Nager vers la Norvège, de Jérôme Leroy
Le réchauffement climatique, prétexte de cette équipée,
n’explique pas tout dans le dernier recueil de Jérôme Leroy. Je soupçonne
d’autres motivations : notamment un faible récurrent dont je lui fis la
remarque, un jour de canicule à la fête de l’Huma tandis que nous faisions
assaut d’élégance entre les vieux birbes du polar dans leurs sacs à patate, et
que je reluquais les jolies militantes envapées par son talent se succédant à
sa table :
—Je note un certain
penchant pour les blondes, avais-je observé.
—Ce sera le titre de
mes mémoires, avait-il répondu du tac au tac, Un certain penchant…

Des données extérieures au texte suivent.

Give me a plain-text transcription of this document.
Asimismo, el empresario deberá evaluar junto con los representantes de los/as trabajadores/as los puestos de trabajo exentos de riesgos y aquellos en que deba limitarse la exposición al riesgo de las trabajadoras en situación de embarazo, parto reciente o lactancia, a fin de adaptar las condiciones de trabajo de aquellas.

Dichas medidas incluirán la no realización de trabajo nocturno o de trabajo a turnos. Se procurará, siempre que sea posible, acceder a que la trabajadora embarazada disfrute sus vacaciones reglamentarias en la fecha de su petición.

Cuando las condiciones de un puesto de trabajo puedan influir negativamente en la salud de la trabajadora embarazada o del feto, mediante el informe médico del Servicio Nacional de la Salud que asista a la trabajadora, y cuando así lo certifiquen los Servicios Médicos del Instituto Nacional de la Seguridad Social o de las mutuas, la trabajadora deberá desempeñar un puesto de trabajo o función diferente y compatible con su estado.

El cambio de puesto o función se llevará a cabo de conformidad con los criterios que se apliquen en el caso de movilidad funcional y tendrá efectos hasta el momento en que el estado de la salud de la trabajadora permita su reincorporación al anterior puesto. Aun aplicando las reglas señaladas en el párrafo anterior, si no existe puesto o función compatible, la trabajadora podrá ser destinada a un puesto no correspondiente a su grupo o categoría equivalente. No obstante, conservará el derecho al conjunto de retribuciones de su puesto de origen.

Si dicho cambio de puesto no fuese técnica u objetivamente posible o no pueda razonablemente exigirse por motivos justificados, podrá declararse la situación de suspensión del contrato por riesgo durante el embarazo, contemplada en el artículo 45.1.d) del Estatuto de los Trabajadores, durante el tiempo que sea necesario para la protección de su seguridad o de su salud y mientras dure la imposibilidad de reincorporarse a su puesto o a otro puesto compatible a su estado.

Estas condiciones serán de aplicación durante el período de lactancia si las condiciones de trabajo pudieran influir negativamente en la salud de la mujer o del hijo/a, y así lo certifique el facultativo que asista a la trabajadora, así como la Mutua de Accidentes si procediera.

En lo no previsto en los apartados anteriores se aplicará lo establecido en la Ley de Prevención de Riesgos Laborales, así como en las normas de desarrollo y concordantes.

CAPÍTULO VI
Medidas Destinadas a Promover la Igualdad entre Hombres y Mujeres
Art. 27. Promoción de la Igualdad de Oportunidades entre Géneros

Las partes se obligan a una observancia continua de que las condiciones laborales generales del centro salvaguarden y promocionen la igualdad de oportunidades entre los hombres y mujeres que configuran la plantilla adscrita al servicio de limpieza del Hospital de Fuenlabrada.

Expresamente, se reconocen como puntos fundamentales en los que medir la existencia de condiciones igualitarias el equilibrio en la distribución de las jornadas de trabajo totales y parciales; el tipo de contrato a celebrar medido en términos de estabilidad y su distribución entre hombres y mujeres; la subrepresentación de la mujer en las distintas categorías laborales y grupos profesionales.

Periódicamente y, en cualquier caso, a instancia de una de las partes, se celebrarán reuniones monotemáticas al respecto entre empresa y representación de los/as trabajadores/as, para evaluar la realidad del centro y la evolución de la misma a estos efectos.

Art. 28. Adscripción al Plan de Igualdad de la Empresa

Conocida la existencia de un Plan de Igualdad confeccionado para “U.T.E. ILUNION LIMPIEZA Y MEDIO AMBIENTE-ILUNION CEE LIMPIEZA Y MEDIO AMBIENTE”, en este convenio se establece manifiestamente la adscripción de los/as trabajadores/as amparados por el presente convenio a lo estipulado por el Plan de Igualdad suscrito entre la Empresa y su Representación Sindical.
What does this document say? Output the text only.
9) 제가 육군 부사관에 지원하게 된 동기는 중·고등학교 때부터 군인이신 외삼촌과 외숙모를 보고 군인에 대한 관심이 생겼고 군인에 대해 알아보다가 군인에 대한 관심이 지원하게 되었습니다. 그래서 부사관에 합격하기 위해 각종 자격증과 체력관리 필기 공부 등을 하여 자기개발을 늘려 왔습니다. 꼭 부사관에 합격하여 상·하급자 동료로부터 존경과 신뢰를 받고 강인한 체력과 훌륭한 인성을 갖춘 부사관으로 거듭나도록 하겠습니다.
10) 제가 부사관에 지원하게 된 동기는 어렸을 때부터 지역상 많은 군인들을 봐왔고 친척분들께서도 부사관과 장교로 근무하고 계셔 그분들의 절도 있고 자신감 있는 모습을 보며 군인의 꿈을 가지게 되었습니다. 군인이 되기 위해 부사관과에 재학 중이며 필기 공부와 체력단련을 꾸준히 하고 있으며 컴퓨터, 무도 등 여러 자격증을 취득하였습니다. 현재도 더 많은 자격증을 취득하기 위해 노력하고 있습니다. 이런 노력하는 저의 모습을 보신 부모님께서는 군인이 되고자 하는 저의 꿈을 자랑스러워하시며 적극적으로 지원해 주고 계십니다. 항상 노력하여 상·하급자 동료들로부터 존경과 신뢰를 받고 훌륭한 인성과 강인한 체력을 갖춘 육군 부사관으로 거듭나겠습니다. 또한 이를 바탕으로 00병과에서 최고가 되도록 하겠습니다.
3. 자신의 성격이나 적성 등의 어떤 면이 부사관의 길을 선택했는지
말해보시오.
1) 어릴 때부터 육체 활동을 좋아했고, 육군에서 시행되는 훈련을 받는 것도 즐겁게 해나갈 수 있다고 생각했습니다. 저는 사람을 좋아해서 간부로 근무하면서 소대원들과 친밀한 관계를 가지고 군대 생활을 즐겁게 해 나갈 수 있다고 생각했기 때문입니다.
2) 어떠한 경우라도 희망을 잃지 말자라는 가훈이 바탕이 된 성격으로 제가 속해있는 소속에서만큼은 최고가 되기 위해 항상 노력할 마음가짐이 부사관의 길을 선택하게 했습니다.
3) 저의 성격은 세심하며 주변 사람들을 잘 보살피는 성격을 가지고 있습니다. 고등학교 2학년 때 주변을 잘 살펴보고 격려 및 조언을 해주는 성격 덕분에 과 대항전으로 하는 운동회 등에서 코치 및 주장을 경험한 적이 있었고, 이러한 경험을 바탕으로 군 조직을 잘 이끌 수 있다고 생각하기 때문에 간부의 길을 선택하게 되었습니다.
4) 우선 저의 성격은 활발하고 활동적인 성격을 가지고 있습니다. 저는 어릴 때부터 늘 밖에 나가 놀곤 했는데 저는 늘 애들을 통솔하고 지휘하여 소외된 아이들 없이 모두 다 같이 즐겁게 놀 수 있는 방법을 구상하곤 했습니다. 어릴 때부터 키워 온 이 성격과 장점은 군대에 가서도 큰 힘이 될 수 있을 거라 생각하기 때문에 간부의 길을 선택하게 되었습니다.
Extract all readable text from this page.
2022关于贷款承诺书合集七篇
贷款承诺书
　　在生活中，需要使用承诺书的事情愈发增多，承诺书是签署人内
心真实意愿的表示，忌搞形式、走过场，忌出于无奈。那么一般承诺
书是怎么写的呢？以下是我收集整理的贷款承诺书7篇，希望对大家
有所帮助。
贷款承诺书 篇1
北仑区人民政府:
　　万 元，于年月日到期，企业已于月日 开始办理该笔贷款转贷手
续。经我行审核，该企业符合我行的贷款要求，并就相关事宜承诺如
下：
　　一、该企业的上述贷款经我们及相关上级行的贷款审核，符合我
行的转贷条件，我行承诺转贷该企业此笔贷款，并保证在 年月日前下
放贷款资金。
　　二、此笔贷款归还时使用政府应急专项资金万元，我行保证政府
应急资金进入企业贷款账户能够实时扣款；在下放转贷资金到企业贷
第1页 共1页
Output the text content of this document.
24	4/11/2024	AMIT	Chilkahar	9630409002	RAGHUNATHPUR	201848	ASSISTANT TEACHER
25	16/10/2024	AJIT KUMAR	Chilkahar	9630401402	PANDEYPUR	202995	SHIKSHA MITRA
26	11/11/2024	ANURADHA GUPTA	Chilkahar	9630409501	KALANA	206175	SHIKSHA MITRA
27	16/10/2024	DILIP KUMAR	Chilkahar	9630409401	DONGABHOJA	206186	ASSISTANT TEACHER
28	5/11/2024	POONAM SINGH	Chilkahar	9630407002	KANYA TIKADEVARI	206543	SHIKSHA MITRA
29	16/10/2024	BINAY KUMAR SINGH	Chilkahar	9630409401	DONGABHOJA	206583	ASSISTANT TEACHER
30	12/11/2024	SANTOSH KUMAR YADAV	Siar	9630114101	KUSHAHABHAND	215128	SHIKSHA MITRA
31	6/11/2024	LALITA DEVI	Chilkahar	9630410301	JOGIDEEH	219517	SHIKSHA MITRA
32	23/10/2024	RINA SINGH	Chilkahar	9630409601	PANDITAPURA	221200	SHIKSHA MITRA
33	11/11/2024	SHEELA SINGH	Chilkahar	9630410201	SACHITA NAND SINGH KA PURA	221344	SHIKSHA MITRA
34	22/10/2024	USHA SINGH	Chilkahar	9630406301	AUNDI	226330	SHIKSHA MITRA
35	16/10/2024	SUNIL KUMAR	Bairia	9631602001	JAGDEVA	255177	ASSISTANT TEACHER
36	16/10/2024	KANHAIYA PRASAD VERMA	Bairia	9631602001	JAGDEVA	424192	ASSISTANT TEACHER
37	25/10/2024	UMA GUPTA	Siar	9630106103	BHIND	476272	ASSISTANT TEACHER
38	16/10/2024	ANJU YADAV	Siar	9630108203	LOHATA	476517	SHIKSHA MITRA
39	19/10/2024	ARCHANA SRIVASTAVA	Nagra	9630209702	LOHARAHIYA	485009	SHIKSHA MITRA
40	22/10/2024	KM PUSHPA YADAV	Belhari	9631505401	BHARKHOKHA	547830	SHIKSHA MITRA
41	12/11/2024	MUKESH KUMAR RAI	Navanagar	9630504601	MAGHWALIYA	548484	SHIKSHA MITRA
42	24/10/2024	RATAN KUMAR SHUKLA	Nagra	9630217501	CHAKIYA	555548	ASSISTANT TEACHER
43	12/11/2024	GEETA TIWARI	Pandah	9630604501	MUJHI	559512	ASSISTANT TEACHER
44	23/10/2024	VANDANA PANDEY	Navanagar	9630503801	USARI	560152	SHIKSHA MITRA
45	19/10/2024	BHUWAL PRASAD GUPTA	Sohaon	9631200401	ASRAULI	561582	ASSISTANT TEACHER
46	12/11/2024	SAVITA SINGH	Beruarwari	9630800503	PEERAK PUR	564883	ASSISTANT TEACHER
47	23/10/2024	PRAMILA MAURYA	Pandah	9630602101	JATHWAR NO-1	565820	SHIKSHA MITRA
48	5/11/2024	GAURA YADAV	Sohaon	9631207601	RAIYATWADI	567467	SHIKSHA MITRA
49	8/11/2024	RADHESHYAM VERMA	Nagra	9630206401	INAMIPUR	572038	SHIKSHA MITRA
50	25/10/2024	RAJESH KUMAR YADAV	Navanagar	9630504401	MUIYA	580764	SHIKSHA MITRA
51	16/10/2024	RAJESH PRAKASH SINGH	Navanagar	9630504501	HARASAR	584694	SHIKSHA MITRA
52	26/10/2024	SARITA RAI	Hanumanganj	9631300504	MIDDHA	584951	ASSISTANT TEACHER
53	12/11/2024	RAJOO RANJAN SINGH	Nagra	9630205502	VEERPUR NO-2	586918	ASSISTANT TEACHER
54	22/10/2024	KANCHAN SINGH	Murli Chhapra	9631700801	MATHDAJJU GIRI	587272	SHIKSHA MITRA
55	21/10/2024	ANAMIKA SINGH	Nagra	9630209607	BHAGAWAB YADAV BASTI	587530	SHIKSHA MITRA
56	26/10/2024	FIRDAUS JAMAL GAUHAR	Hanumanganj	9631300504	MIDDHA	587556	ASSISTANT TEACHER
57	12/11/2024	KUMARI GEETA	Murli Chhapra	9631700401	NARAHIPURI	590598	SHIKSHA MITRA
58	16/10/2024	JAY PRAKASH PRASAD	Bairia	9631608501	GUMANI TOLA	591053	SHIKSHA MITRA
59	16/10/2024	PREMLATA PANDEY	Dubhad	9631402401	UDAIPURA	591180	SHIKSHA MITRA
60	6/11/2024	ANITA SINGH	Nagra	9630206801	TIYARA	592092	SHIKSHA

Pour les infortunés souffrant de cette affection chronique —
dont on ne parle pas assez — évidemment, la Scandinavie, c’est l’opium du
peuple.
On oublie aussi la souplesse du camarade, c’est un poète
communiste. Bien que l’écart ne soit peut-être pas si grand, si l’on songe au
lyrisme de certaines pages des Manuscrits
de 44[1], ou
au regard de chamane nécessaire pour découvrir « le caractère
fétiche de la marchandise et son secret[2] ». Or il en est de l’utopie dans les
poèmes de Leroy comme de la passante de Baudelaire : Ô toi que j’eusse aimé, Ô toi qui le savais… La présence ineffable du
trouble violent qui s’enfuit d’une phrase définitive, À nouveau, elle manque. La trouvaille n’est pas seulement habile,
elle est envoûtante, et sa fugacité fait son charme : La seule bonne nouvelle pour l’humanité était la réapparition des
coquelicots.
Non, je ne rentrerai pas dans une discussion pour déterminer
si l’utopie est blonde, je laisse ça aux réseaux sociaux. Le temps presse, à la
brasse, on a à peine dépassé Rotterdam. Ceux qui crawlent jusqu’au Cap Nord
sont aussi dopés que Ben Jonhson à Séoul. Et puis, on a beau dire, (Il avait lu dans la journée que la
température de l’Arctique était de vingt degrés supérieure à la moyenne
saisonnière), ce genre d’expédition athlétique, c’est un peu de tristesse
dans l’eau froide : L’âge et une
légère gueule de bois, me rendent aussi fragile que la trame du ciel…
Jérôme
s’est beaucoup entraîné, avant de se jeter à l’eau, la plupart du temps au sec,
dans les TER de la France profonde, mais aussi dans les ICE, sous les cieux
crissants de gel de la Baltique où l’entraîne — vieux gredin ! Ça c’est du
droit d’auteur ! — une œuvre littéraire traduite dans la langue de
Gœthe ; dans les sous-préfectures, où il faut respirer profondément, à
Annemasse au bistrot où fument, pensifs, de vieux Arabes, dont l’histoire ne
dit pas s’ils jouent aux dominos, mais le rythme du poème le suggère, un
claquement elliptique.
Ces errances retransmises entre deux icebergs, dont
l’envoûtante monotonie est un piège, comme le sang sur la plaine disait Carl
Watson, voguent au fil du temps comme Un
amour déraisonnable, Juste au moment où tout s’effondre.
Et, faute d’avoir trouvé le passage Nord-Ouest dont s’enivraient
les rêveurs sur caravelle, le poète touchant au but avait rejoint son adolescence…
Thierry Marignac,
2019.
Nager vers la Norvège,
Jérôme Leroy, La petite Vermillon, La Table Ronde, 207 pages, 16 €.